Escales impressionnistes » au musée des Beaux-Arts Jules Chéret en présence de S.A.R la Princesse de Hanovre, Robert Roux, Adjoint au Maire délégué à la Culture, Laurence Navalesi, Conseillère municipale subdéléguée aux Relations transfrontalières, à l’Enseignement privé et aux Cultes.

Cette exposition a été conçue dans le cadre de l’opération territoriale du musée d’Orsay pour les 150 ans de l’impressionnisme en partenariat avec le Palazzo Ducale de Gênes et avec le soutien déterminant de la famille de l’artiste.

Christian Estrosi a salué « la place qu’ont occupé Nice et la French Riviera dans l’histoire des mouvements artistiques et une exposition qui marque le début d’un nouveau cycle pour le musée des Beaux-Arts Jules Chéret. »

Ces tableaux présentés pour la première fois à Nice mettent en lumière des paysages de la Côte d’Azur, peints lors des deux séjours de Berthe Morisot sur la Riviera en hivers 1881 et 1888, et, plus largement, l’impressionnisme à Nice. Parmi les œuvres, on retrouve notamment Portrait de Berthe Morisot (1885, musée Marmottan Monet) et Portrait de Berthe Morisot et de sa fille (1885, coll. part.) mais aussi : Le Port de Nice et Les villas à Bordighera de Claude Monet, prêté par le Musée d’Orsay.

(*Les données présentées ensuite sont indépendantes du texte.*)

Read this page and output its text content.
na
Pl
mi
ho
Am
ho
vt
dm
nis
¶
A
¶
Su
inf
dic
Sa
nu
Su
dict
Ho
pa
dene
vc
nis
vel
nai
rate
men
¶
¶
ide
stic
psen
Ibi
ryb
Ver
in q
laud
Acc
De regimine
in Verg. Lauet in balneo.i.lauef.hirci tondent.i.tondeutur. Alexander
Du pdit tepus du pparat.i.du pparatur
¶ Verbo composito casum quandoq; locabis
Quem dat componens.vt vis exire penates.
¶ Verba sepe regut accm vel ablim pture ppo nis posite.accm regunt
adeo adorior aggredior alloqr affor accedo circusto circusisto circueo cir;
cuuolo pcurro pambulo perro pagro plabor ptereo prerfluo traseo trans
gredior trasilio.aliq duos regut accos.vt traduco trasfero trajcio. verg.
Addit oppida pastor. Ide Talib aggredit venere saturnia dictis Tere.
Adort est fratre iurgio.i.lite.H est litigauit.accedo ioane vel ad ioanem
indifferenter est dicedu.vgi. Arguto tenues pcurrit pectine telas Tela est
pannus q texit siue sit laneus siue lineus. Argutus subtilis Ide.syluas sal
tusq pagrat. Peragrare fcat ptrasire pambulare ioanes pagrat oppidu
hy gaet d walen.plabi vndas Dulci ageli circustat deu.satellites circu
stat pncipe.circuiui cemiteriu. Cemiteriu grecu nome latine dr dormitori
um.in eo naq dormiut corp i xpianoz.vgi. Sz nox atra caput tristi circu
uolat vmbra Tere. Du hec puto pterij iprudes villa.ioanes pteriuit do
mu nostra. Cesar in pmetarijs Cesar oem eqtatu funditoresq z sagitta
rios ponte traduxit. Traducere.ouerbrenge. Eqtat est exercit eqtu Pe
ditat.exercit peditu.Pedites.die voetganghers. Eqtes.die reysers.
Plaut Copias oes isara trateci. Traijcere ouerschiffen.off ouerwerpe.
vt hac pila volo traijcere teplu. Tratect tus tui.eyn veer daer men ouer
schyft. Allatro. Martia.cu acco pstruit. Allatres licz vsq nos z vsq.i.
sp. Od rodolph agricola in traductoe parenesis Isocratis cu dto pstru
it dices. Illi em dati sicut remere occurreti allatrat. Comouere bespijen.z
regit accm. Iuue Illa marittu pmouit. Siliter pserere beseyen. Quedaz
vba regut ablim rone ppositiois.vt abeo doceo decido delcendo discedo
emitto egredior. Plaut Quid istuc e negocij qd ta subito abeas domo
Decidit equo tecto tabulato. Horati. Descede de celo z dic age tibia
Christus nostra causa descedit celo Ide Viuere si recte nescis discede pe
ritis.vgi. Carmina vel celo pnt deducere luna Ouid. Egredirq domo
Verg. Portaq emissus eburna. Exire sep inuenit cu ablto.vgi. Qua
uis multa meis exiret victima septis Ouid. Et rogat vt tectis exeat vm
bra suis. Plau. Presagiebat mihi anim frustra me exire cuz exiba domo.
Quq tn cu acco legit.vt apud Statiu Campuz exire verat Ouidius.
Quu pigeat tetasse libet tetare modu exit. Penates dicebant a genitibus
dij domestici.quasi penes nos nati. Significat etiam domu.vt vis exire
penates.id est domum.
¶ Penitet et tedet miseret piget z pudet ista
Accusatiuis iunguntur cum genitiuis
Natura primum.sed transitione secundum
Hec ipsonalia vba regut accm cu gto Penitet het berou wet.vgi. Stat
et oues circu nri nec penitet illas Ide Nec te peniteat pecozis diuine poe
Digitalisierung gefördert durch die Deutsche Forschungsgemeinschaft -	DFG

LES SÉQUENCES DU PARCOURS D’EXPOSITION

Pèlerinage, Julie Manet revient sur la Côte

La dernière section de l’exposition sera dédiée au souvenir de Berthe Morisot sur la Riviera à travers l’évocation de la présence de ses proches. En 1895, désormais orpheline de ses deux parents, Julie Manet entreprend avec ses cousines Paule et Jeannie Gobillard un voyage à travers la France et revient sur la Côte d’Azur en octobre 1899, à la poursuite de ses souvenirs d’enfance. Plus tard, elles rendront visite à Auguste Renoir au domaine des Collettes à Cagnes, lequel poursuit l’éducation artistique de Julie. Des paysages peints par Renoir (musée Renoir de Cagnes, villa Ephrussi de Rothschild, musée des Beaux-Arts de Bordeaux, musée d’Orsay) sont ainsi présentés, en regard d’œuvres de Julie Manet, qui reprennent le thème de la cueillette si souvent traité par sa mère. Ceci atteste d’un héritage réel et d’un ancrage familial sur le territoire, lancé par les deux séjours fondateurs de Berthe Morisot. Si l’artiste renonce à acheter la villa niçoise dont elle rêve en 1884, Julie séjournera régulièrement dans la région et d’autres membres de sa famille s’y établiront. Le frère de Berthe, Tiburce Morisot, qui séjourne un mois durant villa Ratti en 1889 avec femme et enfant, finira ses jours à Aspremont en 1927. Son épouse Joséphine s’éteint à Nice en 1904, sa belle-fille – l’un des modèles de prédilections de Morisot dans les années 1889-1890, Alice Gamby – sans doute également. Citons pareillement le neveu de l’artiste, Edme Pontillon, qui réside à Beaulieu et meurt à Nice, en 1959. Rappelons enfin que le cousin par alliance de Julie Manet, Paul Valéry, a été le premier administrateur du Centre Universitaire Méditerranéen à partir de 1933.